The seemingly innocuous stripe import takes a whopping 761ms to complete

Not only will this slow down pytest collection, but it will also impact the startup speed of any applications or scripts that transitively depend on stripe.

Unless you've carefully architected your application, you might find that a lot of code paths are impacted.

Solutions

Lazy Imports 🥱

One solution here to lazily defer this import so that it happens at runtime. E.g:

STRIPE = None


def _stripe():
    global STRIPE
    if STRIPE is None:
        import stripe

        return stripe
    return STRIPE

Any code that needs to use the stripe namespace can instead do:

def create_product():
    # Trigger the import
    stripe_client = _stripe()

    starter_subscription = stripe_client.Product.create(
      name="Starter Subscription",
      description="$12/Month subscription",
      api_key=API_KEY
    )

The trade-off here is that we've traded the upfront penalty of loading this library ahead of time to incucring the cost at runtime.

So our app might start faster, and tests might be collected faster, but any test or request that makes a call to the create_product() function will still incur the 700ms overhead of importing the stripe module.


Roll your own 🧵

It might be worth considering whether you really need to be importing this entire library in the first place.

In the case of stripe, if you're only using a subset of functionality, it might be trivial to instead call their REST API directly, and come up with your own wrapper/bindings.

Conclusion

I knew Pythons import system was slow, and I knew third party modules are often pretty bloated. But I was pretty shocked to see just how slow things could get.

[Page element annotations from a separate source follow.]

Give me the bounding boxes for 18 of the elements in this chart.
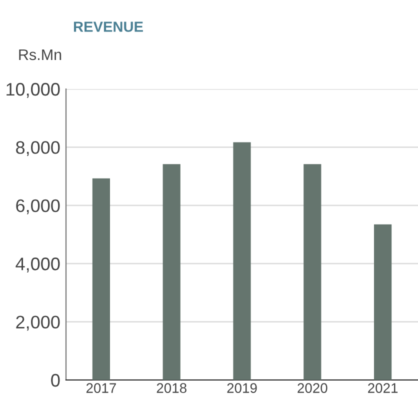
bar bbox=[304, 164, 322, 380]
y-tick-label: 0 bbox=[51, 374, 60, 387]
chart-title: REVENUE bbox=[74, 22, 143, 32]
bar bbox=[374, 224, 392, 380]
y-tick-label: 4,000 bbox=[16, 258, 60, 272]
y-tick-label: 6,000 bbox=[16, 199, 60, 214]
y-axis-title: Rs.Mn bbox=[19, 49, 62, 60]
x-tick-label: 2021 bbox=[368, 383, 398, 393]
y-tick-label: 8,000 bbox=[16, 141, 60, 156]
bar bbox=[162, 164, 180, 380]
y-tick-label: 2,000 bbox=[16, 316, 60, 331]
y-tick-label: 10,000 bbox=[6, 82, 60, 98]
x-tick-label: 2020 bbox=[298, 383, 328, 393]
x-tick-label: 2019 bbox=[227, 383, 257, 393]
bar bbox=[92, 178, 110, 380]
x-tick-label: 2018 bbox=[156, 383, 186, 393]
bar bbox=[233, 142, 251, 380]
x-tick-label: 2017 bbox=[86, 383, 116, 393]
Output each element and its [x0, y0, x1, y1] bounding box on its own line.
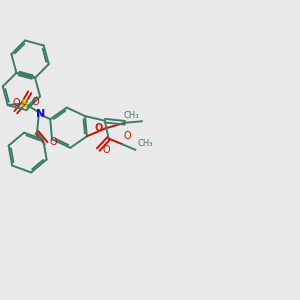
Text: O: O: [95, 123, 103, 134]
Text: CH₃: CH₃: [124, 111, 139, 120]
Text: O: O: [102, 145, 110, 154]
Text: CH₃: CH₃: [137, 139, 153, 148]
Text: O: O: [12, 98, 20, 108]
Text: O: O: [49, 137, 57, 147]
Text: O: O: [124, 131, 131, 141]
Text: S: S: [20, 99, 28, 110]
Text: N: N: [35, 110, 45, 119]
Text: O: O: [31, 97, 39, 107]
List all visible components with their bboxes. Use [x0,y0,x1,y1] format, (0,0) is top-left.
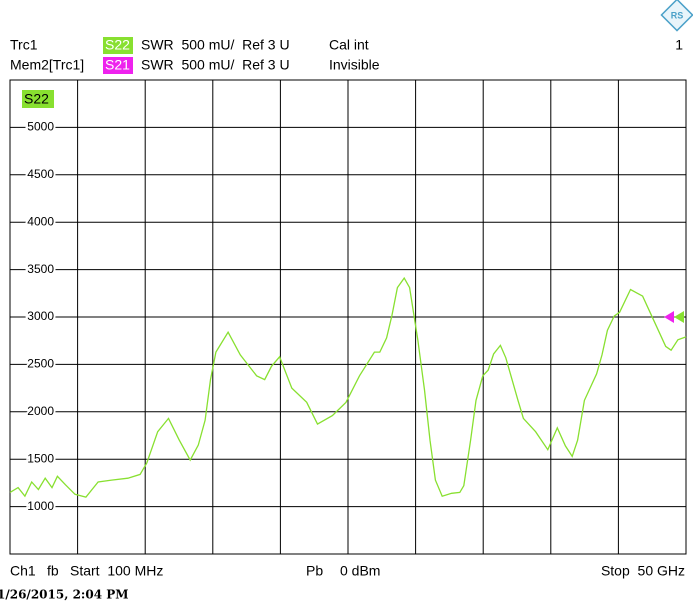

At my $WORK stripe isn't the only culprit, there's many other big name offenders.

Typically you'll encounter a problem (I need to interact with a payment provider), pull in a library and go about your day.

On the face of it the library appears to be completely harmless. You'll probably not notice any tangible difference in start-up time before/after.

One day you'll realise your app is slow as molasses because you've got x10 third party modules all with their own associated overhead.

I guess the takeaway (obvious in hindsight) is that everything you import has a cost. In the future I'll think twice before pulling in a dependency or not, and consider whether it's really worth the tradeoff.